Note: I installed the x86_64 version, but this procedure should be exactly the same for 32 bit versions.

To make things as simple as possible, you may want to delete all partitions on your USB disk before continuing. This way, the SuSE 10 installer will automatically default to installing on that disk and will set up the partitions for you automatically.
Boot from the SuSE 10 DVD/CD’s, and begin the installation procedure as normal.

Ensure that SuSE is installing to a partition on /dev/sda — in my case /dev/sda2. /dev/sda1 is the swap partition.. If you have more than 1 USB disk, or possibly an SATA disk (I don’t have one so I can’t check this) the device name may differ… it will be /dev/sd[something].
Choose your packages and what not, let the install continue.
After files have been copied, the SuSE installer will reboot your machine. If you let it try to boot off the USB disk, it will fail, dumping you back to a $ prompt.
Boot from the DVD/CD again, and choose Installation (NOT rescue system!).

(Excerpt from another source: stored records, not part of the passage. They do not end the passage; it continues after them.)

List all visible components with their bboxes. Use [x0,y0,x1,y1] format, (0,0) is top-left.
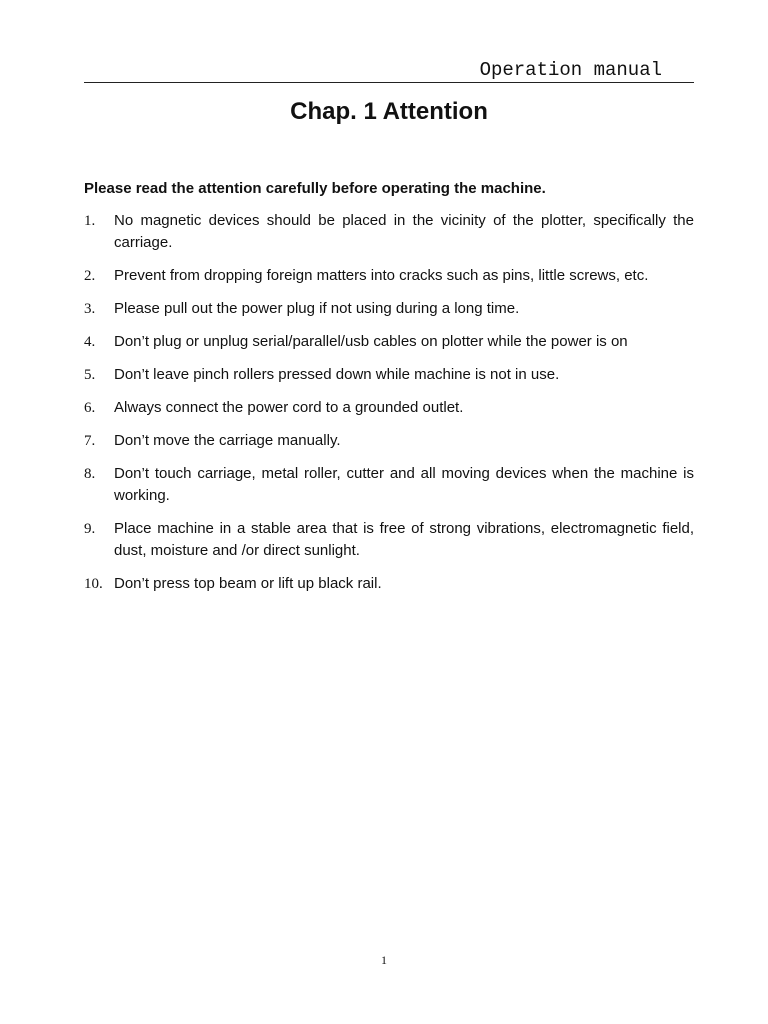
attention-item [84,397,694,419]
running-header-title: Operation manual [479,59,662,81]
attention-item [84,364,694,386]
item-number: 8. [84,466,96,482]
attention-item [84,518,694,562]
item-number: 5. [84,367,96,383]
item-text: Don’t press top beam or lift up black rail. [114,575,382,592]
running-header [84,58,694,83]
item-number: 4. [84,334,96,350]
attention-item [84,331,694,353]
item-text: Don’t touch carriage, metal roller, cutter and all moving devices when the machine is working. [114,465,694,504]
intro-paragraph: Please read the attention carefully before operating the machine. [84,180,546,197]
attention-item [84,298,694,320]
item-text: Prevent from dropping foreign matters into cracks such as pins, little screws, etc. [114,267,649,284]
attention-item [84,210,694,254]
item-text: No magnetic devices should be placed in the vicinity of the plotter, specifically the carriage. [114,212,694,251]
page-number: 1 [381,953,387,967]
item-number: 6. [84,400,96,416]
attention-item [84,430,694,452]
item-number: 10. [84,576,103,592]
attention-list [84,210,694,606]
attention-item [84,573,694,595]
item-number: 9. [84,521,96,537]
attention-item [84,265,694,287]
item-number: 7. [84,433,96,449]
item-text: Please pull out the power plug if not using during a long time. [114,300,520,317]
item-text: Don’t plug or unplug serial/parallel/usb cables on plotter while the power is on [114,333,628,350]
item-number: 2. [84,268,96,284]
item-text: Don’t move the carriage manually. [114,432,341,449]
item-text: Place machine in a stable area that is free of strong vibrations, electromagnetic field, dust, moisture and /or direct sunlight. [114,520,694,559]
item-text: Always connect the power cord to a grounded outlet. [114,399,464,416]
attention-item [84,463,694,507]
chapter-title: Chap. 1 Attention [290,98,488,125]
item-text: Don’t leave pinch rollers pressed down while machine is not in use. [114,366,560,383]
item-number: 3. [84,301,96,317]
item-number: 1. [84,213,96,229]
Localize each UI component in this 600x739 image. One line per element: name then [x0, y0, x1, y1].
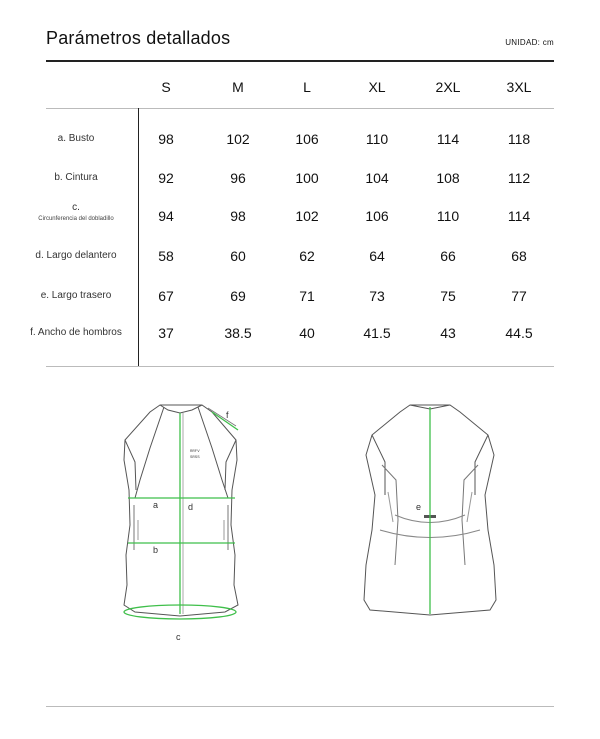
table-cell: 98: [230, 208, 246, 224]
table-cell: 114: [507, 208, 531, 224]
table-cell: 44.5: [505, 325, 533, 341]
measure-lines-front: [124, 412, 238, 619]
header-rule: [46, 108, 554, 109]
label-c: c: [176, 632, 181, 642]
page-title: Parámetros detallados: [46, 28, 231, 48]
table-cell: 92: [158, 170, 174, 186]
table-cell: 110: [436, 208, 460, 224]
table-cell: 58: [158, 248, 174, 264]
size-header-s: S: [161, 79, 171, 95]
table-cell: 94: [158, 208, 174, 224]
size-header-l: L: [303, 79, 311, 95]
table-cell: 66: [440, 248, 456, 264]
vest-diagram: [0, 380, 600, 660]
table-bottom-rule: [46, 366, 554, 367]
footer-rule: [46, 706, 554, 707]
table-cell: 98: [158, 131, 174, 147]
vest-front: [124, 405, 238, 616]
table-cell: 104: [365, 170, 389, 186]
table-cell: 106: [295, 131, 319, 147]
table-cell: 100: [295, 170, 319, 186]
label-b: b: [153, 545, 159, 555]
table-cell: 110: [365, 131, 389, 147]
table-cell: 38.5: [224, 325, 252, 341]
row-label-text: d. Largo delantero: [35, 250, 117, 261]
table-cell: 106: [365, 208, 389, 224]
logo-line-1: RRFV: [190, 450, 200, 454]
row-label-text: b. Cintura: [54, 172, 98, 183]
top-rule: [46, 60, 554, 62]
table-cell: 73: [369, 288, 385, 304]
row-label-text: a. Busto: [57, 133, 95, 144]
table-cell: 75: [440, 288, 456, 304]
row-label: [14, 327, 138, 338]
table-cell: 62: [299, 248, 315, 264]
unit-label: UNIDAD: cm: [505, 38, 554, 47]
table-cell: 68: [511, 248, 527, 264]
table-cell: 96: [230, 170, 246, 186]
label-a: a: [153, 500, 159, 510]
table-cell: 102: [295, 208, 319, 224]
table-cell: 41.5: [363, 325, 391, 341]
label-d: d: [188, 502, 194, 512]
table-cell: 108: [436, 170, 460, 186]
size-header-2xl: 2XL: [435, 79, 461, 95]
size-header-m: M: [232, 79, 244, 95]
size-header-xl: XL: [368, 79, 386, 95]
table-cell: 67: [158, 288, 174, 304]
table-cell: 64: [369, 248, 385, 264]
table-cell: 37: [158, 325, 174, 341]
label-f: f: [226, 410, 229, 420]
row-label-text: e. Largo trasero: [40, 290, 112, 301]
table-cell: 71: [299, 288, 315, 304]
row-label: [14, 290, 138, 301]
row-label: [14, 250, 138, 261]
row-label-sub: Circunferencia del dobladillo: [38, 216, 114, 222]
table-cell: 69: [230, 288, 246, 304]
table-cell: 118: [507, 131, 531, 147]
row-label: [14, 202, 138, 222]
logo-line-2: SRSS: [190, 456, 200, 460]
table-cell: 43: [440, 325, 456, 341]
row-label-text: f. Ancho de hombros: [30, 327, 122, 338]
table-cell: 60: [230, 248, 246, 264]
row-label-text: c.: [72, 202, 80, 213]
table-cell: 114: [436, 131, 460, 147]
table-cell: 102: [226, 131, 250, 147]
size-header-3xl: 3XL: [506, 79, 532, 95]
row-label: [14, 172, 138, 183]
table-cell: 40: [299, 325, 315, 341]
table-cell: 112: [507, 170, 531, 186]
label-e: e: [416, 502, 422, 512]
row-label: [14, 133, 138, 144]
table-cell: 77: [511, 288, 527, 304]
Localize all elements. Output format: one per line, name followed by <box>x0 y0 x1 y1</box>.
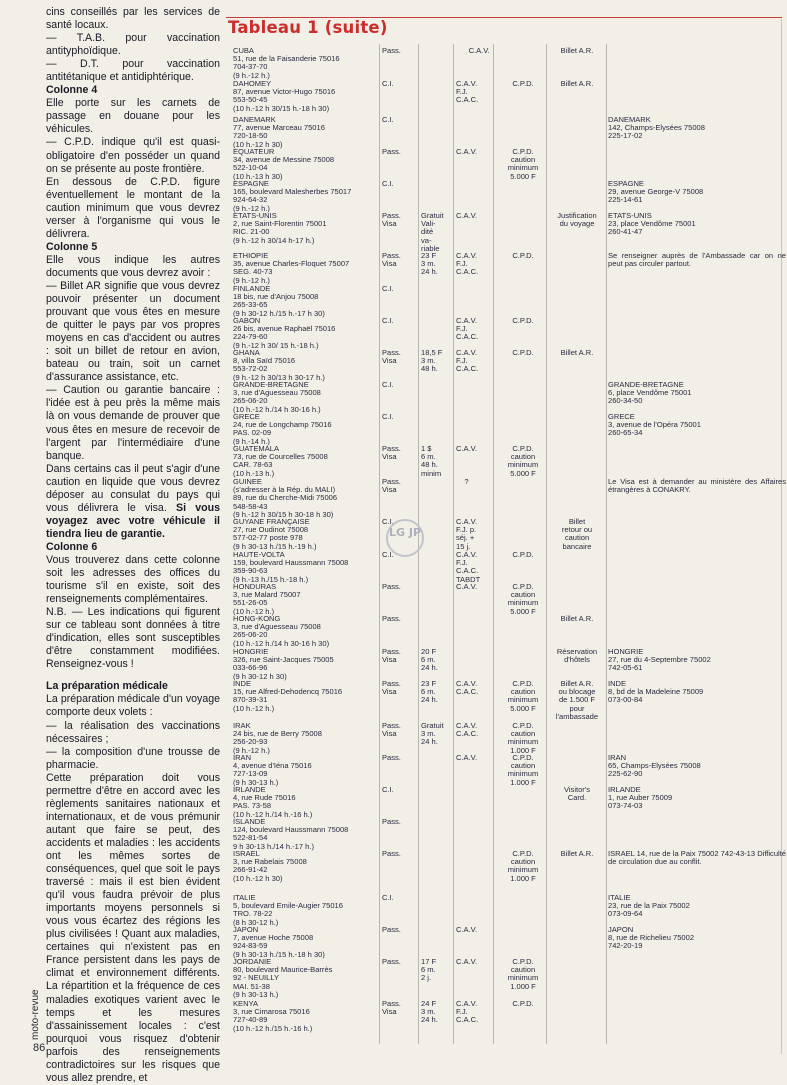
section-heading <box>46 541 220 554</box>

The installer will start up again, will go through hardware detection and so forth. Once it is ready, click on Abort. This will abort the installation procedure and dump you back to a text-mode menu. Use this to boot the installed operating system.
This will continue the installation where it left off before the first reboot. Allow it to complete, and log in.
Open a terminal, and su to root — i.e. enter the command su and provide the root password you specified during installation when requested.
Edit the file /etc/sysconfig/kernel
Add the parameters usb-storage, usbcore, ehci-hcd and scsi-mod to the INITRD_MODULES line - this should be very near to the top of the file. Append them to whatever’s there already, as that is still required.
Save the file.
Now run the command mkinitrd -o /boot/initrd-2.6.13-15-default. If you have a different kernel version, you will need to replace 2.6.13-15-default with whatever your system uses. Have a look in /boot/ and you should see the correct name there. If you get any errors about dependencies from this, something is wrong.
Now edit the file /boot/grub/menu.lst
Go to the section that defines the normal menu item you would select to boot SuSE 10 (usually the one beginning with title SUSE LINUX 10.0, and edit the line initrd /boot/initrd to read initrd /boot/initrd-2.6.13-15-default (or whatever version you have, as mentioned above).
Save the file
Now reboot, and you should be able to boot from your USB disk. I would advise that you go and edit menu.lst again and set the default operating system to one that resides on one of your normal internal disks, as bad things will probably happen if grub tries to boot off the USB disk while its disconnected. This information was pieced together from a few different guides I found on Google for other distributions — Hope it works for you.